I regret all that time I spent on my computer, househunting, in the months leading up to this period of time. As if even one of the houses that piqued my interest was still going to be for sale once we got here, sorted ourselves out, and actually had the time, energy, and resources to begin the bona fide hunt.

It’s not as much fun as I remembered it being, this house hunting. It’s aggravating. It’s frought with disappointment. Like what we thought was the absolute perfect house on the Apple River, which turned out to be too rural for high speed internet (a must for Hubs to work from home). Like the house on a lake that looked spectacular online but had the weirdest layout I’ve ever seen (kitchen and dining room in the basement and oddly shaped unused space on the main level).

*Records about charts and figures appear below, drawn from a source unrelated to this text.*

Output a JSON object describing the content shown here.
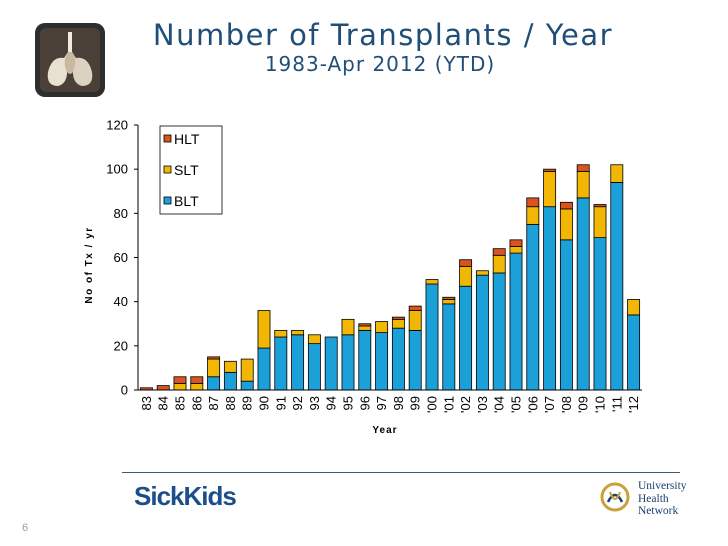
{
  "slide": {
    "title": "Number of Transplants / Year",
    "subtitle": "1983-Apr 2012 (YTD)",
    "page_number": "6"
  },
  "logos": {
    "sickkids": "SickKids",
    "uhn": [
      "University",
      "Health",
      "Network"
    ]
  },
  "colors": {
    "blt": "#1ba1d8",
    "slt": "#f2b705",
    "hlt": "#d9541e"
  },
  "chart_data": {
    "type": "bar",
    "stacked": true,
    "title": "Number of Transplants / Year",
    "subtitle": "1983-Apr 2012 (YTD)",
    "xlabel": "Year",
    "ylabel": "No of Tx / yr",
    "ylim": [
      0,
      120
    ],
    "yticks": [
      0,
      20,
      40,
      60,
      80,
      100,
      120
    ],
    "legend_position": "top-left",
    "legend_order": [
      "HLT",
      "SLT",
      "BLT"
    ],
    "categories": [
      "83",
      "84",
      "85",
      "86",
      "87",
      "88",
      "89",
      "90",
      "91",
      "92",
      "93",
      "94",
      "95",
      "96",
      "97",
      "98",
      "99",
      "'00",
      "'01",
      "'02",
      "'03",
      "'04",
      "'05",
      "'06",
      "'07",
      "'08",
      "'09",
      "'10",
      "'11",
      "'12"
    ],
    "series": [
      {
        "name": "BLT",
        "color": "#1ba1d8",
        "values": [
          0,
          0,
          0,
          0,
          6,
          8,
          4,
          19,
          24,
          25,
          21,
          24,
          25,
          27,
          26,
          28,
          27,
          48,
          39,
          47,
          52,
          53,
          62,
          75,
          83,
          68,
          87,
          69,
          94,
          34
        ]
      },
      {
        "name": "SLT",
        "color": "#f2b705",
        "values": [
          0,
          0,
          3,
          3,
          8,
          5,
          10,
          17,
          3,
          2,
          4,
          0,
          7,
          2,
          5,
          4,
          9,
          2,
          2,
          9,
          2,
          8,
          3,
          8,
          16,
          14,
          12,
          14,
          8,
          7
        ]
      },
      {
        "name": "HLT",
        "color": "#d9541e",
        "values": [
          1,
          2,
          3,
          3,
          1,
          0,
          0,
          0,
          0,
          0,
          0,
          0,
          0,
          1,
          0,
          1,
          2,
          0,
          1,
          3,
          0,
          3,
          3,
          4,
          1,
          3,
          3,
          1,
          0,
          0
        ]
      }
    ]
  }
}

Hubs and I are grateful, however, to be here. We are grateful that our townhome in Colorado sold quickly and for more than the listing price. And we are determined to find our next house here. We’ve agreed that our backup plan, should we not find the right house by the end of the summer, will be to purchase a less expensive home in town, not on the waterfront, to live in for a couple of years while we work and save to buy a piece of waterfront property and build the house we really want.

Hopefully we won’t have to go that route. I mean, who wants to tack on another move after this big move? Not me. But we’ll do it if it means not spending the winter living in our camper.

We just gotta take things in stride.